Mum got up early and agitated, she was out on the streets talking to the locals , people that mum had known all her life, it came out that she was so upset she could not stay in this house as in her childhood/youth a family of “loose women who had frequent men visiting lived there”, she couldn’t possibly stay in that house.
I was forced for my sanity to move her to the completely inappropriate property on the steep slope. When we got there she opened the window, saw the view of the open space and mountains and she said “home”.
She may have been home, but her behaviours were the same. One morning when I went to check on her she had put chairs by the front door to stop anyone coming in, as “someone” had stolen her jewelry overnight, I found the jewelry wrapped up in a towel. We would take her meals, she would say she would eat later, the meal would be put in the fridge, my cousins called in to see her, and mum would tell her how “ that daughter of mine isn’t feeding me”

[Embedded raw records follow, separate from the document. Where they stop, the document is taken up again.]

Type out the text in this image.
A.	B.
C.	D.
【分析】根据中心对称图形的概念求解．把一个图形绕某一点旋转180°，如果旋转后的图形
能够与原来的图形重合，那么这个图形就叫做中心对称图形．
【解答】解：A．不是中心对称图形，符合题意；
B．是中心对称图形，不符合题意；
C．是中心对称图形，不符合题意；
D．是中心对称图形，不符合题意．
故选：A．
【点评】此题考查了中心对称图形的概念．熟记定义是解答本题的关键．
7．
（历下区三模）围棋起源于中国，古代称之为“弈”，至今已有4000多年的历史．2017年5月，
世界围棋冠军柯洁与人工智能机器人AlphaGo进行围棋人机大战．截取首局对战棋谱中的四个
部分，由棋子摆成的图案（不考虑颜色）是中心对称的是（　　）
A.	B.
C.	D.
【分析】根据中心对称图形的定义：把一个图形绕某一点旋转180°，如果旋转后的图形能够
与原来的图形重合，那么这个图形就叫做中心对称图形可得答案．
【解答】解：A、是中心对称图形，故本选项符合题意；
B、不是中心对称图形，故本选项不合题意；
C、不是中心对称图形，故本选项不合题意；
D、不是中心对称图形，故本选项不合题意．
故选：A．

She set off up the slope to her brother’s house to tell him that she had been burgled !
Even though we had taken her “home” she had bought all of her challenging behaviors with her.
I also remember we had a family wedding, I took ger to the hairdresser to have her hair wash and set, by the time we got to the wedding she looked like a scarecrow as she had tried to comb it out .
Certainly a village like that would not have helped my mum, and would be wasted in my husband with bv FTD as he spends all his awake hours watching tv.
Definitely one size does not fit all!